Avoid free public Wi-Fi networks at all costs, but if you have to use one, ensure you are connecting via a VPN. A VPN hides your location and IP address, keeping all your internet activities private from threat actors. As a crypto trader or investor, buying a VPN is one of the best ways to protect your coins from being stolen.

Practice Email Security

Phishing is so far the most productive way for cybercriminals to procure private information. Phishing scams via venomous emails and ads are widespread in the crypto world. To avoid being phished, be careful when making cryptocurrency transactions and avoid any malicious-looking and unknown links.

Also, ensure you are using a reliable email service with strong anti-phishing protection to successfully prevent hackers from getting a hold of your crypto wallet and stealing your coins.

Use Two-Factor Authentication

Also known as two-step verification, two-factor authentication (2-FA) means setting up your account so that it can require a second authentication before giving you full access. This means the scammers will have a difficult time gaining access to your wallet and stealing your cryptocurrency. 2-FA offers that extra layer of protection that your wallet requires to be secure. To access your wallet, you’ll need both the password and a one-time password (OTP) in the form of a text message, Google Authenticator, or YubiKey.

Use Hardware Wallet

Unlike hot wallets or software wallets, cold wallets or hardware wallets don’t connect to the internet and are, therefore, not disposed to cyberattacks. A hardware wallet is the best option if you want to keep your private keys safe.

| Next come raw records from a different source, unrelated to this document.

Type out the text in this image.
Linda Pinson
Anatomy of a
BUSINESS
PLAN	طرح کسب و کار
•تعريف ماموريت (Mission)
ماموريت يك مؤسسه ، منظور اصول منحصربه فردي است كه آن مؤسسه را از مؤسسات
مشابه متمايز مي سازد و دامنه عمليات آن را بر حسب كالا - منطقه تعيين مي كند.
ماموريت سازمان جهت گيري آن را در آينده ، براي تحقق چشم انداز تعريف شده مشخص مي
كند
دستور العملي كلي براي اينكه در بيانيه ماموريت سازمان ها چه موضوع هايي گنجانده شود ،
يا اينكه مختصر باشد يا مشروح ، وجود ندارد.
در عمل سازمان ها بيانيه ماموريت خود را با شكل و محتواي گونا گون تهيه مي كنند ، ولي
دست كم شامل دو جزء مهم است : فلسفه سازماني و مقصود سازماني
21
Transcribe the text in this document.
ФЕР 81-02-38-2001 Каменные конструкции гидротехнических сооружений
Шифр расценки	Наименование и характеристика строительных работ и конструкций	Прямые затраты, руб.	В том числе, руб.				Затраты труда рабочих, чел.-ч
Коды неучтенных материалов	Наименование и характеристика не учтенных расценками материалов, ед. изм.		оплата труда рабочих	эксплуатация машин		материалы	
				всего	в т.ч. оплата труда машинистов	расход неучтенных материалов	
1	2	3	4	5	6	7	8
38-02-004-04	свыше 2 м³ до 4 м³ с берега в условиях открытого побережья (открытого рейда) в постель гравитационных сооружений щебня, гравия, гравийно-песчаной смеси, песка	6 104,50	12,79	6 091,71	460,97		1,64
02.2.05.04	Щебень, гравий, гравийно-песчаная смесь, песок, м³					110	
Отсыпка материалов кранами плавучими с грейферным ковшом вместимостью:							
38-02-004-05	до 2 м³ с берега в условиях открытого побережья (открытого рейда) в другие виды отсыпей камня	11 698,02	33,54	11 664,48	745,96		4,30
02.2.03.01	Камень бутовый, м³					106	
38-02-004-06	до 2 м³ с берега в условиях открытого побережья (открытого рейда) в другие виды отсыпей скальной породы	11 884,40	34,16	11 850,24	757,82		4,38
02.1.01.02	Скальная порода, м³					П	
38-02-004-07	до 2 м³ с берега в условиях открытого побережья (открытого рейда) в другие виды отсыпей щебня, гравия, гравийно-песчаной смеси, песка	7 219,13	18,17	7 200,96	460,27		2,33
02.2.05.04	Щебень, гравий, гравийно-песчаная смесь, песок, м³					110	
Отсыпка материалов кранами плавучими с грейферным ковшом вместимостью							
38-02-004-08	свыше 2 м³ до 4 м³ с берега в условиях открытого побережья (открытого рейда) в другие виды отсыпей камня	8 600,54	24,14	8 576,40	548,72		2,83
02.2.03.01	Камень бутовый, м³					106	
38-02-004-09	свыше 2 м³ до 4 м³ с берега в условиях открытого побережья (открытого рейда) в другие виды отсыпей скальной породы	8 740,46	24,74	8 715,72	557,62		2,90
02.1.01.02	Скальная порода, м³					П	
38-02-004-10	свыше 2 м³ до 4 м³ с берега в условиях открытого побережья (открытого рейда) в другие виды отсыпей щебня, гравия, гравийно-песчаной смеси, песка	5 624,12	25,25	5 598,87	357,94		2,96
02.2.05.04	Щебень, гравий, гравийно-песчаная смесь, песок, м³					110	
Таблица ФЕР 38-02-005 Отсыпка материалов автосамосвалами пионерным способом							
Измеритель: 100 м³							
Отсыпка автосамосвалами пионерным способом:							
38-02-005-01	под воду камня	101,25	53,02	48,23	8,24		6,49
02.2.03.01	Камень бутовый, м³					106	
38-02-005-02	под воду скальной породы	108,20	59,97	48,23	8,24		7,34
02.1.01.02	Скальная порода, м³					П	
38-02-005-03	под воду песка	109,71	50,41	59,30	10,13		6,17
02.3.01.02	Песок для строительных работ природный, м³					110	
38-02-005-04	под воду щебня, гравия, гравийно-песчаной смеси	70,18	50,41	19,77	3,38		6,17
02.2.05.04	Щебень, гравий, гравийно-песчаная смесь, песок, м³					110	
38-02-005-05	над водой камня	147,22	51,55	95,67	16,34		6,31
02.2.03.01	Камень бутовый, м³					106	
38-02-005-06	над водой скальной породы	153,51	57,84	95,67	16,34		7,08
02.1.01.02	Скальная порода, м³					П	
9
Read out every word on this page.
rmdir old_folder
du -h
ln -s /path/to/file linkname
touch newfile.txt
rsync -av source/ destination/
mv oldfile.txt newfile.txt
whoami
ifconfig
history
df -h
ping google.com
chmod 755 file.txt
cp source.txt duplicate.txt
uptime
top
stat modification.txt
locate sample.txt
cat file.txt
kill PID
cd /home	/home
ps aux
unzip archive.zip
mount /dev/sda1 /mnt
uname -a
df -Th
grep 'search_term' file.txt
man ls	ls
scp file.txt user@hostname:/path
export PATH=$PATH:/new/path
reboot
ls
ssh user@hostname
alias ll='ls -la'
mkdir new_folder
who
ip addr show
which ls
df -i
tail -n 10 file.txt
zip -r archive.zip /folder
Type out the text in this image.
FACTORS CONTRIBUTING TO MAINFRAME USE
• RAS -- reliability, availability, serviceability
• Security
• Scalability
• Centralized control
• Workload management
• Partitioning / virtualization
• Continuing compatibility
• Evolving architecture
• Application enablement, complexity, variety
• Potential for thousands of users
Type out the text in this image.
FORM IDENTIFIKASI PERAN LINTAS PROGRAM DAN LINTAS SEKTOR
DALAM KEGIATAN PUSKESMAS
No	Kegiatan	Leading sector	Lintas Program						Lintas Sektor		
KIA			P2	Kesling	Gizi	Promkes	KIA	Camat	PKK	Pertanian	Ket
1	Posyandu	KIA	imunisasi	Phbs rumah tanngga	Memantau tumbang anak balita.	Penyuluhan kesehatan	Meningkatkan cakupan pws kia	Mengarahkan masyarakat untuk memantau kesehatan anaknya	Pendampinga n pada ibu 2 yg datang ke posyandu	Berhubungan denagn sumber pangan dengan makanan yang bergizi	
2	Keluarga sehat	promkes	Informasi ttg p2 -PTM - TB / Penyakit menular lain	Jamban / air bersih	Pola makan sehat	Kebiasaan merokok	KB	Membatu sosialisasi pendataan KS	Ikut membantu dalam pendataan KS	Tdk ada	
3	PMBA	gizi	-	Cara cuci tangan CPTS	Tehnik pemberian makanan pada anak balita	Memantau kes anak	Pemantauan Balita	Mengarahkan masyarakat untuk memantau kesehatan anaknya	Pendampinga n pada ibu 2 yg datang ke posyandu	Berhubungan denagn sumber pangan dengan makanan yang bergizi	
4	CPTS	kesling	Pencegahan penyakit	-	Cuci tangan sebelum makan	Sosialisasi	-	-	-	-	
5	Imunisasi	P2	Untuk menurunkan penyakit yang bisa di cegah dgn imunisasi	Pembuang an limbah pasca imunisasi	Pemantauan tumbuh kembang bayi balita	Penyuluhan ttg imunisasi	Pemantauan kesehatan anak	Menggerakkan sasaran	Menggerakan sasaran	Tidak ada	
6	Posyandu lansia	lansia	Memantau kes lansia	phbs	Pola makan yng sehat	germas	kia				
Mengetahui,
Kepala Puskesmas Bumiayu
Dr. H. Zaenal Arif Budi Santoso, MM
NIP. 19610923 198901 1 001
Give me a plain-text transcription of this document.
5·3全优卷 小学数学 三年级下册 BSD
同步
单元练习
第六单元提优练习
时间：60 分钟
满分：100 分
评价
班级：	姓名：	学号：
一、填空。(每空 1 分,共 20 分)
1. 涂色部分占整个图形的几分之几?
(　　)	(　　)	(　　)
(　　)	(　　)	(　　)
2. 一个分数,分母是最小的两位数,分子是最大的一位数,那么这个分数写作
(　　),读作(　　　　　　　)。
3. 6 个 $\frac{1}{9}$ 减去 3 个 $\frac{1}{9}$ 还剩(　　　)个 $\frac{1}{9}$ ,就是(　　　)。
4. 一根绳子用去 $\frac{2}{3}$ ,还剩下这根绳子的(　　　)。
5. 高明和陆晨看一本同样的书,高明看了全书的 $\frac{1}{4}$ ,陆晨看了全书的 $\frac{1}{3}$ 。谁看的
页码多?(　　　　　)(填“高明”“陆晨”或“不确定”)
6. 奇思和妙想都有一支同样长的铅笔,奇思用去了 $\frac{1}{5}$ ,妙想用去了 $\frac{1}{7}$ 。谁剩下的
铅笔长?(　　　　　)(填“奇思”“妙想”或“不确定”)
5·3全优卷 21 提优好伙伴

Install Antivirus Software

Malware such as CryptoShuffler are being used by hackers to steal cryptocurrencies from infected devices. The CryptoShuffler trojan is designed in such a way that it can detect and replace a crypto address in the clipboard with the hacker’s address. To detect and protect your computer from such malware, ensure you use reliable antivirus software. Also, ensure your antivirus is updated at all times to have all the latest anti-malware functionalities.

As a crypto trader and investor, you are solely responsible for protecting your online fortune. By learning the dangers you are exposed to and taking the measures necessary to protect yourself, you will not only become a successful investor but a responsible one for that matter.